Still, co-sponsor U.S. Sen. Sherrod Brown said he was surprised that the approval was so lop-sided.
“We expected pretty much 49 Democrats and a dozen – 15 at the most – Republicans,” Brown said. “We got to 76 votes because people understand the fairness of this, of fixing this.”
The vote came a day after Brown gave his farewell address in the Senate, losing his seat in November to Trump-backed Bernie Moreno. Brown stressed his focus during his 30-year career on Capitol Hill has been on unions and workers’ rights, and after years of pushing the Social Security Fairness Act, helping to pass it was especially pleasing, he said.
“It's a wonderful way to end the year,” he said. “It really is to me about the dignity of work and fighting for workers.”
Voting for the bill were 76 senators (46 Democrats, 27 Republicans and 3 independents). The 20 No votes were all Republicans; four senators did not vote.
Illinois lawmakers overwhelmingly supported the bill. Both Tammy Duckworth and Dick Durbin voted Yes, as did 15 of Illinois 17 members of the House – all 14 Democrats including West Central Illinois’ Eric Sorensen (17th Dist.) and Nikki Budzinski (13th), plus Republican Mike Bost (12th).
The only No votes from Illinois’ delegation were Republicans Darin LaHood (16th) and Mary Miller (15th).

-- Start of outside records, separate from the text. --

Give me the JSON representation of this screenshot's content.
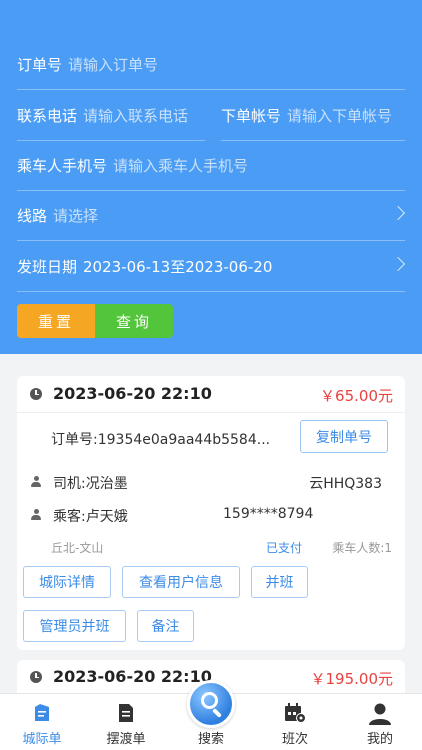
{
  "filters": {
    "order_no": {
      "label": "订单号",
      "placeholder": "请输入订单号"
    },
    "contact_phone": {
      "label": "联系电话",
      "placeholder": "请输入联系电话"
    },
    "order_account": {
      "label": "下单帐号",
      "placeholder": "请输入下单帐号"
    },
    "passenger_phone": {
      "label": "乘车人手机号",
      "placeholder": "请输入乘车人手机号"
    },
    "route": {
      "label": "线路",
      "placeholder": "请选择"
    },
    "date": {
      "label": "发班日期",
      "value": "2023-06-13至2023-06-20"
    },
    "reset_label": "重置",
    "query_label": "查询"
  },
  "orders": [
    {
      "time": "2023-06-20 22:10",
      "price": "￥65.00元",
      "order_no": "订单号:19354e0a9aa44b5584...",
      "copy_label": "复制单号",
      "driver": "司机:况治墨",
      "plate": "云HHQ383",
      "passenger": "乘客:卢天娥",
      "passenger_phone": "159****8794",
      "route": "丘北-文山",
      "pay_status": "已支付",
      "passenger_count": "乘车人数:1",
      "actions": [
        "城际详情",
        "查看用户信息",
        "并班",
        "管理员并班",
        "备注"
      ]
    },
    {
      "time": "2023-06-20 22:10",
      "price": "￥195.00元"
    }
  ],
  "tabbar": {
    "items": [
      {
        "label": "城际单",
        "icon": "ticket-icon",
        "active": true
      },
      {
        "label": "摆渡单",
        "icon": "document-icon",
        "active": false
      },
      {
        "label": "搜索",
        "icon": "search-icon",
        "active": false
      },
      {
        "label": "班次",
        "icon": "schedule-icon",
        "active": false
      },
      {
        "label": "我的",
        "icon": "user-icon",
        "active": false
      }
    ]
  },
  "colors": {
    "header_bg": "#4a9cf4",
    "reset": "#f5a623",
    "query": "#53c53a",
    "price": "#e64340",
    "accent": "#3c8ce7"
  }
}
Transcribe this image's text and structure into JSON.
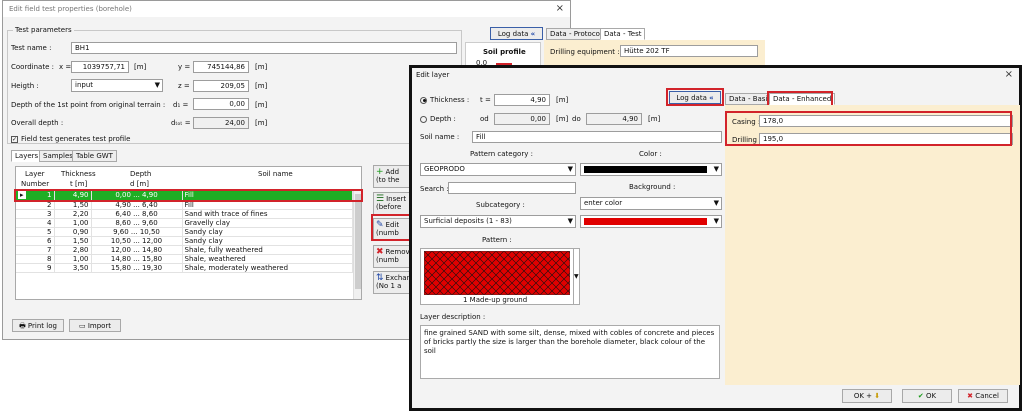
{
  "main": {
    "title": "Edit field test properties (borehole)",
    "close": "×",
    "group": "Test parameters",
    "test_name_label": "Test name :",
    "test_name": "BH1",
    "coordinate_label": "Coordinate :",
    "x_label": "x =",
    "x": "1039757,71",
    "x_unit": "[m]",
    "y_label": "y =",
    "y": "745144,86",
    "y_unit": "[m]",
    "height_label": "Heigth :",
    "height_value": "input",
    "z_label": "z =",
    "z": "209,05",
    "z_unit": "[m]",
    "depth_first_label": "Depth of the 1st point from original terrain :",
    "d1_label": "d₁ =",
    "d1": "0,00",
    "d1_unit": "[m]",
    "overall_label": "Overall depth :",
    "dtot_label": "dₜₒₜ =",
    "dtot": "24,00",
    "dtot_unit": "[m]",
    "generates_label": "Field test generates test profile",
    "tabs": [
      "Layers",
      "Samples",
      "Table GWT"
    ],
    "columns": {
      "layer": "Layer",
      "number": "Number",
      "thickness": "Thickness",
      "thickness_unit": "t [m]",
      "depth": "Depth",
      "depth_unit": "d [m]",
      "soil": "Soil name"
    },
    "rows": [
      {
        "n": "1",
        "t": "4,90",
        "d": "0,00 ... 4,90",
        "s": "Fill"
      },
      {
        "n": "2",
        "t": "1,50",
        "d": "4,90 ... 6,40",
        "s": "Fill"
      },
      {
        "n": "3",
        "t": "2,20",
        "d": "6,40 ... 8,60",
        "s": "Sand with trace of fines"
      },
      {
        "n": "4",
        "t": "1,00",
        "d": "8,60 ... 9,60",
        "s": "Gravelly clay"
      },
      {
        "n": "5",
        "t": "0,90",
        "d": "9,60 ... 10,50",
        "s": "Sandy clay"
      },
      {
        "n": "6",
        "t": "1,50",
        "d": "10,50 ... 12,00",
        "s": "Sandy clay"
      },
      {
        "n": "7",
        "t": "2,80",
        "d": "12,00 ... 14,80",
        "s": "Shale, fully weathered"
      },
      {
        "n": "8",
        "t": "1,00",
        "d": "14,80 ... 15,80",
        "s": "Shale, weathered"
      },
      {
        "n": "9",
        "t": "3,50",
        "d": "15,80 ... 19,30",
        "s": "Shale, moderately weathered"
      }
    ],
    "side_buttons": [
      {
        "line1": "Add",
        "line2": "(to the"
      },
      {
        "line1": "Insert",
        "line2": "(before"
      },
      {
        "line1": "Edit",
        "line2": "(numb"
      },
      {
        "line1": "Remov",
        "line2": "(numb"
      },
      {
        "line1": "Exchan",
        "line2": "(No 1 a"
      }
    ],
    "print_log": "Print log",
    "import": "Import",
    "log_data": "Log data",
    "tab_protocol": "Data - Protocol",
    "tab_test": "Data - Test",
    "soil_profile": "Soil profile",
    "soil_profile_val": "0,0",
    "drilling_equipment_label": "Drilling equipment :",
    "drilling_equipment": "Hütte 202 TF"
  },
  "dialog": {
    "title": "Edit layer",
    "close": "×",
    "thickness_label": "Thickness :",
    "t_label": "t =",
    "t": "4,90",
    "t_unit": "[m]",
    "depth_label": "Depth :",
    "od_label": "od",
    "od": "0,00",
    "od_unit": "[m]",
    "do_label": "do",
    "do": "4,90",
    "do_unit": "[m]",
    "soil_name_label": "Soil name :",
    "soil_name": "Fill",
    "pattern_category_label": "Pattern category :",
    "pattern_category": "GEOPRODO",
    "color_label": "Color :",
    "search_label": "Search :",
    "background_label": "Background :",
    "background_value": "enter color",
    "subcategory_label": "Subcategory :",
    "subcategory": "Surficial deposits (1 - 83)",
    "pattern_label": "Pattern :",
    "pattern_name": "1 Made-up ground",
    "layer_description_label": "Layer description :",
    "layer_description": "fine grained SAND with some silt, dense, mixed with cobles of concrete and pieces of bricks partly the size is larger than the borehole diameter, black colour of the soil",
    "log_data": "Log data",
    "tab_basic": "Data - Basic",
    "tab_enhanced": "Data - Enhanced",
    "casing_label": "Casing :",
    "casing": "178,0",
    "drilling_label": "Drilling :",
    "drilling": "195,0",
    "ok_plus": "OK +",
    "ok": "OK",
    "cancel": "Cancel"
  },
  "colors": {
    "accent_red": "#d2232a",
    "selected_row": "#1fae24",
    "pattern_red": "#e00000",
    "panel_yellow": "#fbeed0"
  }
}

Brown’s co-sponsor, Maine Republican Sen. Susan Collins, said, "I have fought for this change since 2003, when I held the first-ever Senate hearing on repealing the WEP and GPO, and I am proud that this law will ensure public service no longer comes at the expense of the retirement benefits earned by an individual or their spouse. This is a win for fairness and for those who have dedicated their lives to serving their communities."
According to the Social Security Administration, those who have previously filed for Social Security benefits don’t need to take any action if the agency has your current mailing address (or direct-deposit information, especially if your address has recently changed). Most beneficiaries would be able to verify this on their personal "My Social Security" account without calling or visiting a Social Security office. The agency recommends visiting www.ssa.gov/myaccount to sign in or create your account.
Investment adviser Terry Savage, co-author of the book “Social Security Horror Stories,” recommended, “If you want to know the ‘correct’ benefit you should receive (without the WEP or GPO), you can go to www.MaximizeMySocialSecurity.com and – for a $49 fee – run the software, without including the fact that you have a public pension. That should give you the correct calculation of future benefits.”